Não bastasse a baixa produtividade dentro de quadra, o jovem ainda se envolveu em incidentes de indisciplina fora dela – tendo sido pego com porte de maconha em evento cultural e acusado de fazer uso da droga perto de sua filha, ainda criança.

Nessa última offseason, Jackson foi envolvido em uma troca que o enviou para a equipe do Grizzlies e, logo que chegou, foi ‘descartado’ pelo staff de Memphis – que o enviou imediatamente para o ‘Hustle’, afiliado da franquia na G-League.

Se escrevia aí uma história típica das que contamos em nossa série ‘Depósito de Busts’.

O ala, porém, tem se recusado a se ‘resignar’ ao status ao demonstrar muita resiliência e, mais importante que isso – evolução – durante a atual temporada da Liga de Desenvolvimento.

Ativo como nos tempos de college, ele tem sido dominante no lado defensivo da quadra – usando seu atleticismo e muita leitura de jogo para ser o atleta mais disruptivo e versátil da competição (1.7 Roubo de Bola e 1.4 Toco) desde a passagem de Pascal Siakam em 16-17.

Sua intensidade e concentração nos detalhes o tem impulsionado ainda a ser o reboteiro acima da média que fora nos tempos de Kansas – fazendo ótimo trabalho nos ‘rebotes de ajuda’ no lado defensivo, buscando bolas fora de sua zona natural (5.7 RBTS defensivos), bem como atacando frequentemente a tábua ofensiva com muito timing (2 RBTS ofensivos).

Mais do que os elementos que apontam para uma possível retomada de sua ‘paixão pelo jogo’ – que parecia perdida nos tempos de Suns, Jackson tem exibido muita evolução técnica durante a atual temporada da G-League (médias de 20.5 pontos / 7.7 rebotes / 4.2 assistências / 45.6% FG / 39% 3-PT com média de 6.6 tentativas por partida).

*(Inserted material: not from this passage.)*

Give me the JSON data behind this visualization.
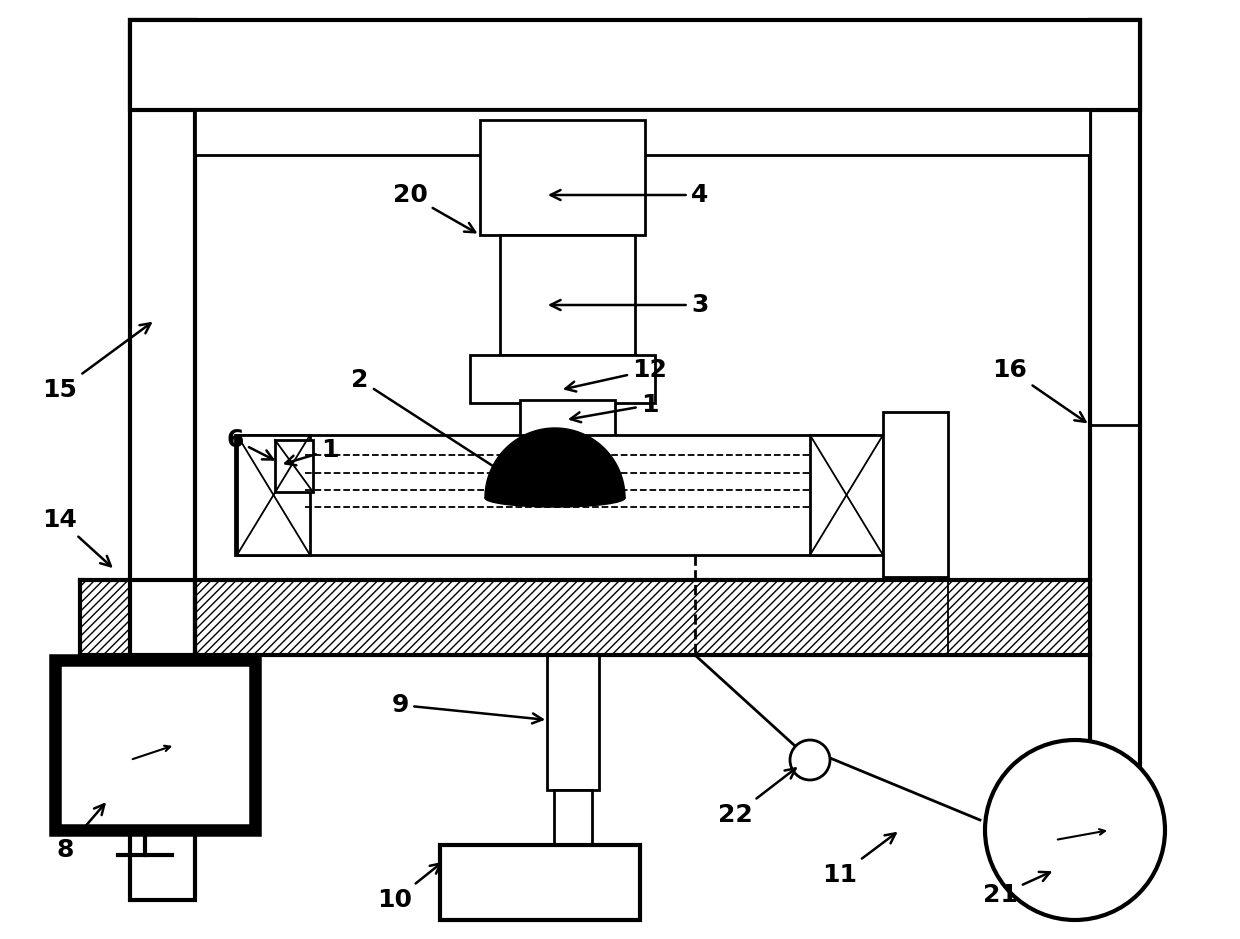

Utilizado com frequência como ‘principal ball handler’ da equipe, ele tem mostrado muita evolução em seu controle de bola para ‘virar a esquina’ e pisar na área pintada com frequência – explorando essas ocasiões para, com boas decisões, criar arremessos pouco contestados para seus companheiros (4.2 ASTS e 2.8 TO) – bem como para usar seu salto rápido e de grande elevação para finalizar ganchinhos e floaters na área pintada.

Os sinais de que Jackson tem se afastado da ‘rota dos Busts’ não param por aí.

O jovem de 22 anos de idade tem mostrado ainda enorme evolução como arremessador – conectando confortavelmente bolas de 3-PT a partir do drible, usando movimentos avançados como stepbacks e ‘hang dribbles’ (quando o jogador hesita com um drible mais alto como quem se prepara para infiltrar a fim de ‘congelar o defensor’ antes de subir para o pullup).

Seu alto volume de tentativas (6.6 por jogo) e a boa eficiência (39% de aprov.) sugerem que o ala tem realmente trabalhado nesse quesito e que está pronto para matar bolas no próximo nível.

Agente livre irrestrito no próximo verão, Jackson certamente receberá uma nova oportunidade na NBA e – em nossa visão – tem todas as condições de se tornar uma linha história de ‘redenção’ na liga.